When told that was correct, Avila continued, “So, they just sit there and starve?”
State staff further pointed out that assistance with managing medications is also not a reimbursable activity under the rules passed during the last session.
Unlike adult care homes, group homes house only two to six people, and provide services to help people with intellectual, developmental and mental health disabilities become more independent. Owners have said the homes are more likely to close because of their small size, and their dependence on the Medicaid dollars.
Group home owners and managers say that if the Medicaid cuts go into effect, many of them will have to close and thousands of former residents could end up homeless.
“We’re still working on that,” said Rep. Nelson Dollar (R-Cary). “The Department (of Health and Human Services) has come to us… their interpretation of group homes really wasn’t the interpretation I had several months ago. So, we’re going to be working with them on that. We’re well aware of the group home issue.”

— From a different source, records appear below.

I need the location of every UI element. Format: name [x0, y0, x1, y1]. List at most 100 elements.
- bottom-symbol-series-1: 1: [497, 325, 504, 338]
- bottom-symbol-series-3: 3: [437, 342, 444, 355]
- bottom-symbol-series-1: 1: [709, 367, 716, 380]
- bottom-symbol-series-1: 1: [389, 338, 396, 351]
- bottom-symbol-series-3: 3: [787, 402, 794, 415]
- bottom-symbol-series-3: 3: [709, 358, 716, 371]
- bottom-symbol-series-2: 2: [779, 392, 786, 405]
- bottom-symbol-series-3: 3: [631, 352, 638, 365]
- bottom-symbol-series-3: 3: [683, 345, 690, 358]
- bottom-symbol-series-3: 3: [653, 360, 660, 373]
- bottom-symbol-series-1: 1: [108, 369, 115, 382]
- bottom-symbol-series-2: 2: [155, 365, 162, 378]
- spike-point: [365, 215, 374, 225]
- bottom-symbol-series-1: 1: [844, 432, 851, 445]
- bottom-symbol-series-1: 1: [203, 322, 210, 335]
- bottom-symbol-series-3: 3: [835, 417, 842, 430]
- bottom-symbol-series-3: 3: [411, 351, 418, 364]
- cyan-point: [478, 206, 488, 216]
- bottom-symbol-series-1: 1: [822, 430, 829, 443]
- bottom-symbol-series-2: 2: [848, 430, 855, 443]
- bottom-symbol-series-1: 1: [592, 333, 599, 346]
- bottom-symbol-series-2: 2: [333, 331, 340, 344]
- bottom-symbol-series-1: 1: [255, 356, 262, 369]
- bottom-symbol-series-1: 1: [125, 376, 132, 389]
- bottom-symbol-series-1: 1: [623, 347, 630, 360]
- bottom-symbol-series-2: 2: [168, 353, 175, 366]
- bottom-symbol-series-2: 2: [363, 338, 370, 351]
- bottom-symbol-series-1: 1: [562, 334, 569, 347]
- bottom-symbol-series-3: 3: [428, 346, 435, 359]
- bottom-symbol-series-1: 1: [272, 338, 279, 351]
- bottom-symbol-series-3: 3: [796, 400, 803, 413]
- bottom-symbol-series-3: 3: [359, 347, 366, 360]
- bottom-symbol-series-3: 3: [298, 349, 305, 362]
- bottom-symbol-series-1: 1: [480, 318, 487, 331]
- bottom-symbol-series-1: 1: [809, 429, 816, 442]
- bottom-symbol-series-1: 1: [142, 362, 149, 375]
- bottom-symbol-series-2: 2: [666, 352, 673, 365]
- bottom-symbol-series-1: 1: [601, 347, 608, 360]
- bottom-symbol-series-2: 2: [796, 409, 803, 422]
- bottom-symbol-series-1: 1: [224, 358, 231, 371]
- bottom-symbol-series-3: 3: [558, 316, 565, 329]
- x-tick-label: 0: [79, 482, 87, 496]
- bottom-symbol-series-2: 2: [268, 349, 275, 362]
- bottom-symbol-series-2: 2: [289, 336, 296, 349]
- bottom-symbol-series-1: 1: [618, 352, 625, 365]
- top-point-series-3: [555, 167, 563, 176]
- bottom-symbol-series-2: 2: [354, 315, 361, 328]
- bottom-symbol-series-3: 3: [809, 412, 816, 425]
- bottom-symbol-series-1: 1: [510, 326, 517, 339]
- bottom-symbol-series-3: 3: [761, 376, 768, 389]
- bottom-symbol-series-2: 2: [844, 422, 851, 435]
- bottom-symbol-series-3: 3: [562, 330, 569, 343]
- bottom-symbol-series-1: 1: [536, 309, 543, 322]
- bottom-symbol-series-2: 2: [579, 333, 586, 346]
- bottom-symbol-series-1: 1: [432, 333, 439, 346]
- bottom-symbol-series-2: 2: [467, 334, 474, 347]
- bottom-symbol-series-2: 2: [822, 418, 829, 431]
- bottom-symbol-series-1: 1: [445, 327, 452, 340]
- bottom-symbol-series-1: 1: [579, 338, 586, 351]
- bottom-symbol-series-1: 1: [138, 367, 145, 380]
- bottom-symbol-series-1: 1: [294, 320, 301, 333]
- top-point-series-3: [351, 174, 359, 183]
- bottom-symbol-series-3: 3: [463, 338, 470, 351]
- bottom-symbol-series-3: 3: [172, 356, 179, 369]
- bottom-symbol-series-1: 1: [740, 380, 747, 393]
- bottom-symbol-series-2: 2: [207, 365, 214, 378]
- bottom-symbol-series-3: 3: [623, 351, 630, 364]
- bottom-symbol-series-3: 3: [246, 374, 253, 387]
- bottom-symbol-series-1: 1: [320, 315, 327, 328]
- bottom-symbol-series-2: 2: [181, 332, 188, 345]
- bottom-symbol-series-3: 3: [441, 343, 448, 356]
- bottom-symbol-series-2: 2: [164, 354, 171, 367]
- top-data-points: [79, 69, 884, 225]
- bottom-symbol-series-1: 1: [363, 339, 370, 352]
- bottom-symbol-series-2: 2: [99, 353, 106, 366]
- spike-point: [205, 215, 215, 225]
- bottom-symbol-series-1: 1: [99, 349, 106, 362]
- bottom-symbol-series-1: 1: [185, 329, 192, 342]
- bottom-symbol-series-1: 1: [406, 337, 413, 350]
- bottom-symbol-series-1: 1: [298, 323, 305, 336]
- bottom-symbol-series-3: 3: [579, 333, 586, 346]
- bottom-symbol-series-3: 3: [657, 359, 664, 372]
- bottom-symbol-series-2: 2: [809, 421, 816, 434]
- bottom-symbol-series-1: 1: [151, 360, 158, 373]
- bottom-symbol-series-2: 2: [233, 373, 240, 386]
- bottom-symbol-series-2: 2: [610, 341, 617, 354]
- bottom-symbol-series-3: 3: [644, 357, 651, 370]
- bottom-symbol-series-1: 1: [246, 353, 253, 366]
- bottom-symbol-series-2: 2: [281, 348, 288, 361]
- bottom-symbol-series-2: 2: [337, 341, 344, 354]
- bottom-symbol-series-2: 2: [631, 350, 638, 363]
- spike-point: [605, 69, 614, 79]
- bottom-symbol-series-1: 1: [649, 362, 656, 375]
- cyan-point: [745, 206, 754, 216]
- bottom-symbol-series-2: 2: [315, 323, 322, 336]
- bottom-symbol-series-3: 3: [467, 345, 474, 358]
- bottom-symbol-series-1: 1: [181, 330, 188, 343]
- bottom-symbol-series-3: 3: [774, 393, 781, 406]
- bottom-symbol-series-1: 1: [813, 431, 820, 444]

Lawmakers appropriated more than $39 million in last year’s budget to help adult care home industry make the transition from housing people with mental health problems.
But the budget did nothing for group homes that might be affected by the Medicaid changes. Language in the budget bill prevents anyone but adult care homes from tapping into that $39 million.
Let’s hope that the Blue Ribbon Commission has the expertise needed to sort out these thorny issues, and that the General Assembly will listen to what they have to say. People with severe mental illness often have functional difficulties that make it difficult for them to live independently. With the right supports, they can be successful. But without those supports, there is significant risk to health and life.